Читаем без скачивания Миры под лезвием секиры. Между плахой и секирой - Юрий Брайдер
Шрифт:
Интервал:
Закладка:
Потом наступило время любви. Партнерша, несмотря на хваленый южный темперамент, вела себя довольно лениво. Однако дотошный Смыков все же заставил ее принять поочередно все известные ему воочию и понаслышке позы. Пригодился и урок, полученный в свое время от Машки Балерины. К концу заранее оговоренного срока вспотевшая и вывалявшаяся в песке негритянка смотрела на русского солдатика если не со страстью, то с уважением.
Они неоднократно встречались и позже, хотя Рамона (так звали негритянку) постоянно взвинчивала цену на свои услуги. Впрочем, у нее было и немало положительных качеств, среди которых Смыкову особенно импонировала ее способность приспосабливать для чувственных утех некоторые органы своего тела, природой для этого вроде бы и не предназначенные.
Первые подозрения зародились у Смыкова, когда Рамона однажды предложила ему выпить — и не какого-нибудь там вонючего рома-клоподава, а хорошего американского виски. Как прикинул Смыков, в силу своей приближенности к штабу знавший, что почем на острове Свободы, одна эта бутылка стоила дороже всего, что уже успела вытянуть из него корыстолюбивая негритянка, включая часы «Полет» и бронзовый бюст великого пролетарского писателя Максима Горького, пылившийся в штабе безо всякой пользы.

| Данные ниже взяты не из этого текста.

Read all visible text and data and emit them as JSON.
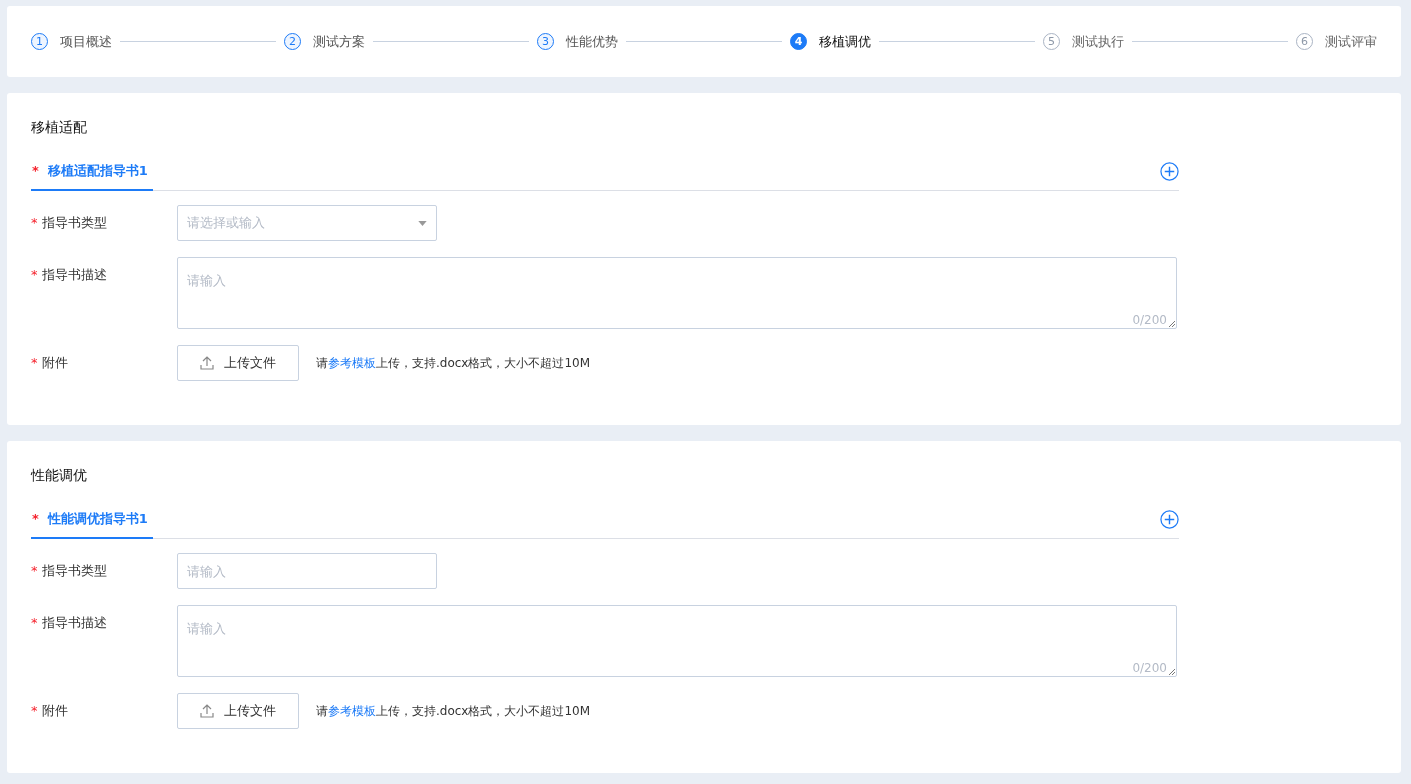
{
  "steps": [
    {
      "number": "1",
      "label": "项目概述",
      "kind": "done"
    },
    {
      "number": "2",
      "label": "测试方案",
      "kind": "done"
    },
    {
      "number": "3",
      "label": "性能优势",
      "kind": "done"
    },
    {
      "number": "4",
      "label": "移植调优",
      "kind": "current"
    },
    {
      "number": "5",
      "label": "测试执行",
      "kind": "pending"
    },
    {
      "number": "6",
      "label": "测试评审",
      "kind": "pending"
    }
  ],
  "sections": [
    {
      "title": "移植适配",
      "tabs": [
        {
          "mark": "*",
          "label": "移植适配指导书1",
          "selected": true
        }
      ],
      "fields": [
        {
          "kind": "select",
          "mark": "*",
          "label": "指导书类型",
          "placeholder": "请选择或输入"
        },
        {
          "kind": "textarea",
          "mark": "*",
          "label": "指导书描述",
          "placeholder": "请输入",
          "counter": "0/200"
        },
        {
          "kind": "upload",
          "mark": "*",
          "label": "附件",
          "button": "上传文件",
          "hint_before": "请",
          "hint_link": "参考模板",
          "hint_after": "上传，支持.docx格式，大小不超过10M"
        }
      ]
    },
    {
      "title": "性能调优",
      "tabs": [
        {
          "mark": "*",
          "label": "性能调优指导书1",
          "selected": true
        }
      ],
      "fields": [
        {
          "kind": "text",
          "mark": "*",
          "label": "指导书类型",
          "placeholder": "请输入"
        },
        {
          "kind": "textarea",
          "mark": "*",
          "label": "指导书描述",
          "placeholder": "请输入",
          "counter": "0/200"
        },
        {
          "kind": "upload",
          "mark": "*",
          "label": "附件",
          "button": "上传文件",
          "hint_before": "请",
          "hint_link": "参考模板",
          "hint_after": "上传，支持.docx格式，大小不超过10M"
        }
      ]
    }
  ]
}
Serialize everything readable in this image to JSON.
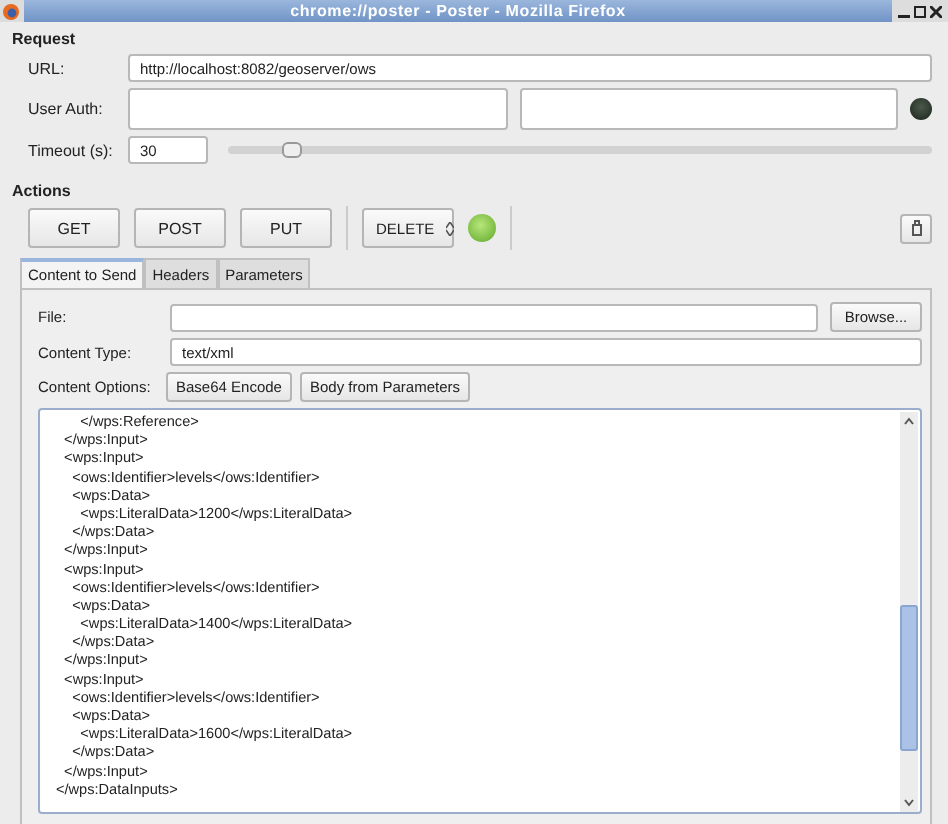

Получив от Рамоны по слегка сокращенной программе все удовольствия, которые здоровая, как кобылица, женщина способна доставить здоровому, как жеребец, мужчине, Смыков ополовинил бутылку (из первого стакана на всякий случай заставил пригубить подругу) и притворился в стельку пьяным. Немного выждав и с притворными похотливыми стонами попинав громко храпящего Смыкова ногой, Рамона быстро скрылась в ближайших кустах, прихватив служебную папку с ничего не значащими бумагами (кто бы, интересно, доверил писарю, покидающему пределы части, секретные документы?).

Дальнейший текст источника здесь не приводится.